Bill to move O&G farther from schools passes
Community organizations such as Western Colorado Congress and the Grand Valley Citizens Alliance rejoiced Wednesday as the Colorado House approved a bill to impose stricter guidelines regarding the distance oil and gas operations can be from schools.
House Bill 1256, which now moves to the state Senate, passed 37-28, with Democratic representatives providing the support.
“Our members in Parachute thank the representatives who voted for this common-sense bill to protect our kids’ health and safety,” said Leslie Robinson, chair of the Grand Valley Citizens Alliance.
The bill, proposed by Longmont Democrat Mike Foote, would ensure that the required 1,000-foot setback is measured from the school’s property line, not the school building.
During the bill hearing, Foote displayed a photo of Northridge High School in Greeley. In the photo, oil and gas operations could be seen just outside the school’s football field.
“You see a drill rig that is a mere 100 feet from the property line. It’s about 1,300 feet though from the door of the school, so it is within the current rules we have,” he said. “These are issues that we need to address because we see that the rules really aren’t working as they should.”
The vote came a week after Western Colorado Congress and Grand Valley Citizens Alliance invited media to visit a proposed natural gas well pad in Battlement Mesa to see its proximity to the nearby Grand Valley High School. The proposed well pad is one of five in the state that would have to be pushed back if the bill were to pass, according to WCC organizer Emily Hornback.
“Western Slope parents and landowners alike applaud the passage of HB 1256 in the House,” she said. “This is a common-sense bill that will ensure protections are applied uniformly across the state. We now call on our Western Slope Senators to support HB 1256 in the Senate.”
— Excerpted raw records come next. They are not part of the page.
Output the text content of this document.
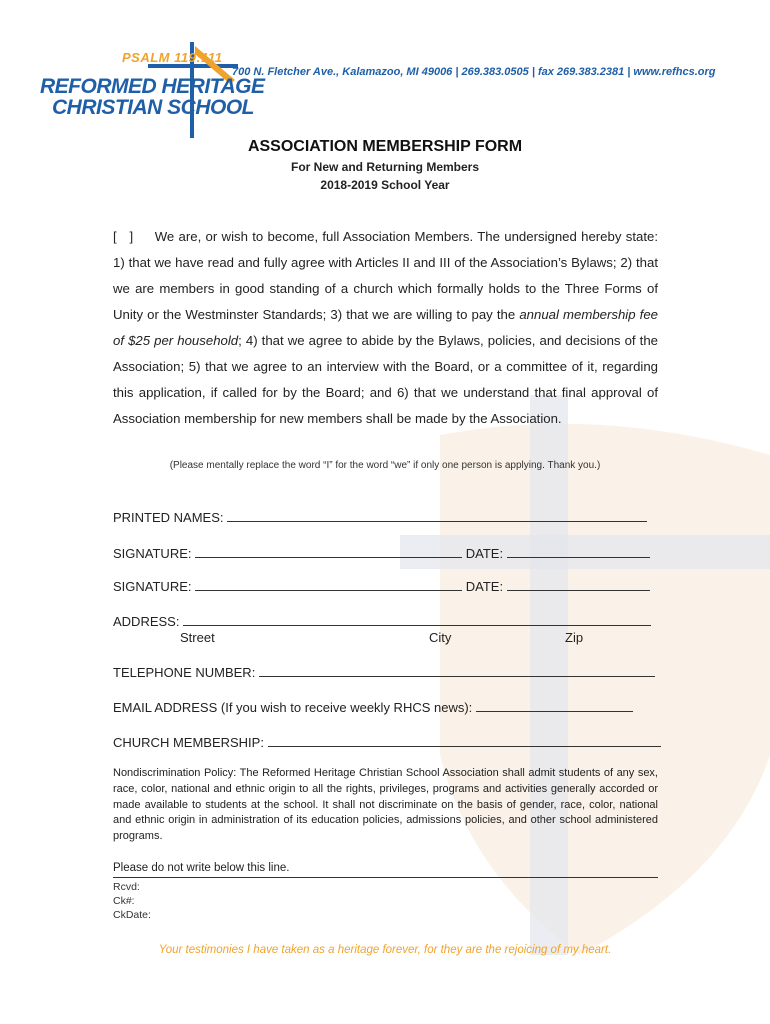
PSALM 119:111
REFORMED HERITAGE
CHRISTIAN SCHOOL
700 N. Fletcher Ave., Kalamazoo, MI 49006 | 269.383.0505 | fax 269.383.2381 | www.refhcs.org
ASSOCIATION MEMBERSHIP FORM
For New and Returning Members
2018-2019 School Year
[   ] We are, or wish to become, full Association Members. The undersigned hereby state: 1) that we have read and fully agree with Articles II and III of the Association’s Bylaws; 2) that we are members in good standing of a church which formally holds to the Three Forms of Unity or the Westminster Standards; 3) that we are willing to pay the annual membership fee of $25 per household; 4) that we agree to abide by the Bylaws, policies, and decisions of the Association; 5) that we agree to an interview with the Board, or a committee of it, regarding this application, if called for by the Board; and 6) that we understand that final approval of Association membership for new members shall be made by the Association.
(Please mentally replace the word “I” for the word “we” if only one person is applying. Thank you.)
PRINTED NAMES:
SIGNATURE:	DATE:
SIGNATURE:	DATE:
ADDRESS:
Street	City	Zip
TELEPHONE NUMBER:
EMAIL ADDRESS (If you wish to receive weekly RHCS news):
CHURCH MEMBERSHIP:
Nondiscrimination Policy: The Reformed Heritage Christian School Association shall admit students of any sex, race, color, national and ethnic origin to all the rights, privileges, programs and activities generally accorded or made available to students at the school. It shall not discriminate on the basis of gender, race, color, national and ethnic origin in administration of its education policies, admissions policies, and other school administered programs.
Please do not write below this line.
Rcvd:
Ck#:
CkDate:
Your testimonies I have taken as a heritage forever, for they are the rejoicing of my heart.
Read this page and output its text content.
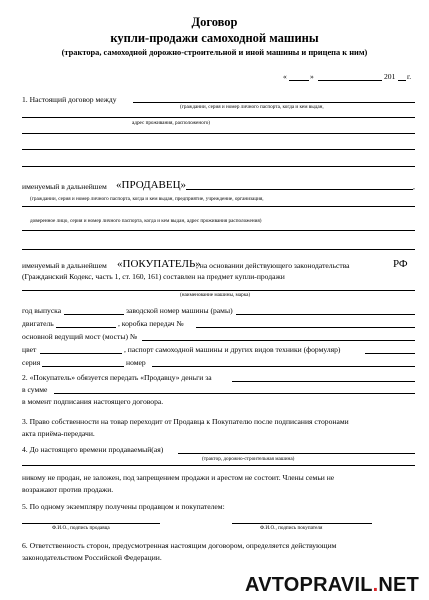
Договор
купли-продажи самоходной машины
(трактора, самоходной дорожно-строительной и иной машины и прицепа к ним)
«	»	201 г.
1. Настоящий договор между
(граждании, серия и номер личного паспорта, когда и кем выдан,
адрес проживания, расположеного)
именуемый в дальнейшем «ПРОДАВЕЦ»	,
(граждании, серия и номер личного паспорта, когда и кем выдан, предприятие, учреждение, организация,
доверенное лицо, серия и номер личного паспорта, когда и кем выдан, адрес проживания расположения)
именуемый в дальнейшем «ПОКУПАТЕЛЬ»
, на основании действующего законодательства	РФ
(Гражданский Кодекс, часть 1, ст. 160, 161) составлен на предмет купли-продажи
(наименование машины, марка)
год выпуска	заводской номер машины (рамы)
двигатель	, коробка передач №
основной ведущий мост (мосты) №
цвет	, паспорт самоходной машины и других видов техники (формуляр)
серия	номер
2. «Покупатель» обязуется передать «Продавцу» деньги за
в сумме
в момент подписания настоящего договора.
3. Право собственности на товар переходит от Продавца к Покупателю после подписания сторонами
акта приёма-передачи.
4. До настоящего времени продаваемый(ая)
(трактор, дорожно-строительная машина)
никому не продан, не заложен, под запрещением продажи и арестом не состоит. Члены семьи не
возражают против продажи.
5. По одному экземпляру получены продавцом и покупателем:
Ф.И.О., подпись продавца	Ф.И.О., подпись покупателя
6. Ответственность сторон, предусмотренная настоящим договором, определяется действующим
законодательством Российской Федерации.
AVTOPRAVIL.NET
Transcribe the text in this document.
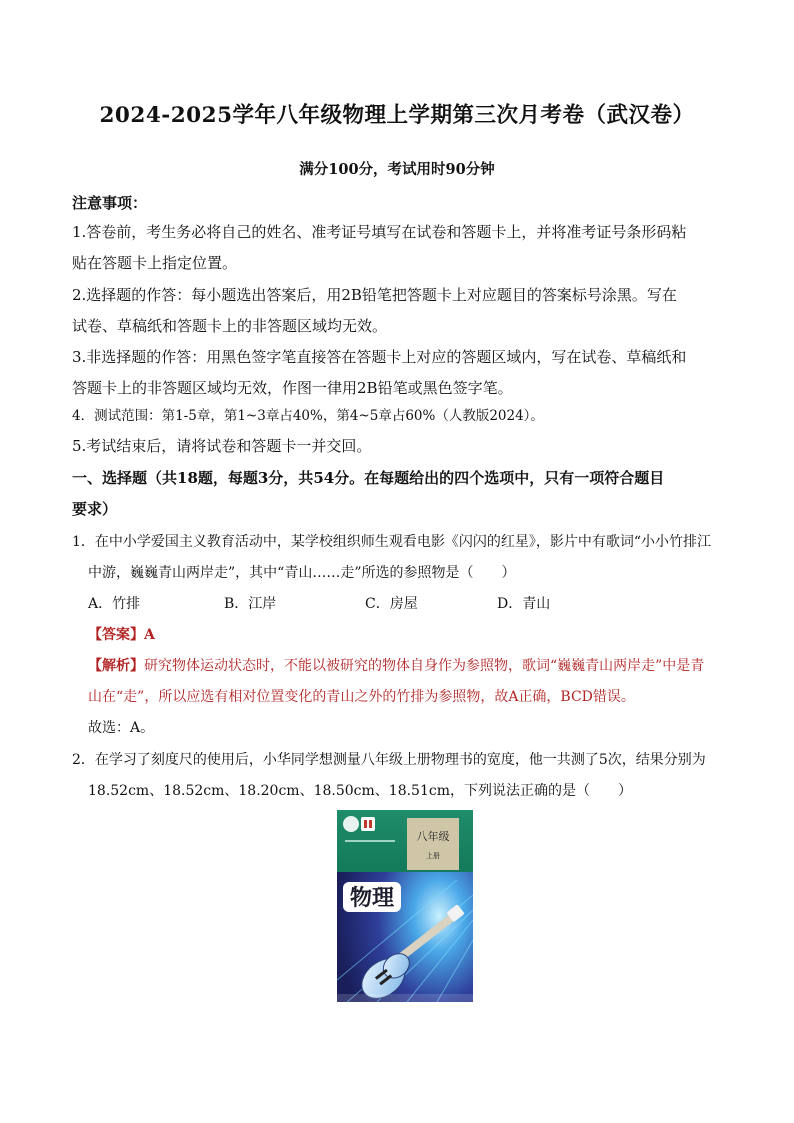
2024-2025学年八年级物理上学期第三次月考卷（武汉卷）
满分100分，考试用时90分钟
注意事项：
1.答卷前，考生务必将自己的姓名、准考证号填写在试卷和答题卡上，并将准考证号条形码粘
贴在答题卡上指定位置。
2.选择题的作答：每小题选出答案后，用2B铅笔把答题卡上对应题目的答案标号涂黑。写在
试卷、草稿纸和答题卡上的非答题区域均无效。
3.非选择题的作答：用黑色签字笔直接答在答题卡上对应的答题区域内，写在试卷、草稿纸和
答题卡上的非答题区域均无效，作图一律用2B铅笔或黑色签字笔。
4．测试范围：第1-5章，第1~3章占40%，第4~5章占60%（人教版2024）。
5.考试结束后，请将试卷和答题卡一并交回。
一、选择题（共18题，每题3分，共54分。在每题给出的四个选项中，只有一项符合题目
要求）
1．在中小学爱国主义教育活动中，某学校组织师生观看电影《闪闪的红星》，影片中有歌词“小小竹排江
中游，巍巍青山两岸走”，其中“青山……走”所选的参照物是（　　）
A．竹排	B．江岸	C．房屋	D．青山
【答案】A
【解析】研究物体运动状态时，不能以被研究的物体自身作为参照物，歌词“巍巍青山两岸走”中是青
山在“走”，所以应选有相对位置变化的青山之外的竹排为参照物，故A正确，BCD错误。
故选：A。
2．在学习了刻度尺的使用后，小华同学想测量八年级上册物理书的宽度，他一共测了5次，结果分别为
18.52cm、18.52cm、18.20cm、18.50cm、18.51cm，下列说法正确的是（　　）
八年级
上册
物理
Though the bill made it through the House, it has been met with harsh criticism from those industry supporters who feel it unfairly regulates oil and gas operations in Colorado.
“We have the most strictly regulated oil and gas profession in the country and yet this bill wants to assert new regulations on the industry,” House assistant minority leader Cole Wist said at the hearing.
In a letter sent to the Western Slope Delegation and stakeholders, West Slope Colorado Oil and Gas Associate Executive Director David Ludlam called the rhetoric and WCC and GVCA’s campaign-syle flyers “political theater.”
“Exploitation of schools for political gain is different than actually working constructively to safeguard them,” he said after Wednesday’s vote. “And you can see from our members’ recent efforts with Grand Valley High School that we focus on the latter. Recent collaborations between our members and local educators show we care about safeguarding people and working with them to create safe operations.”
While the bill passed through the House, it may face a tougher road ahead as it goes to the Republican-controlled Senate.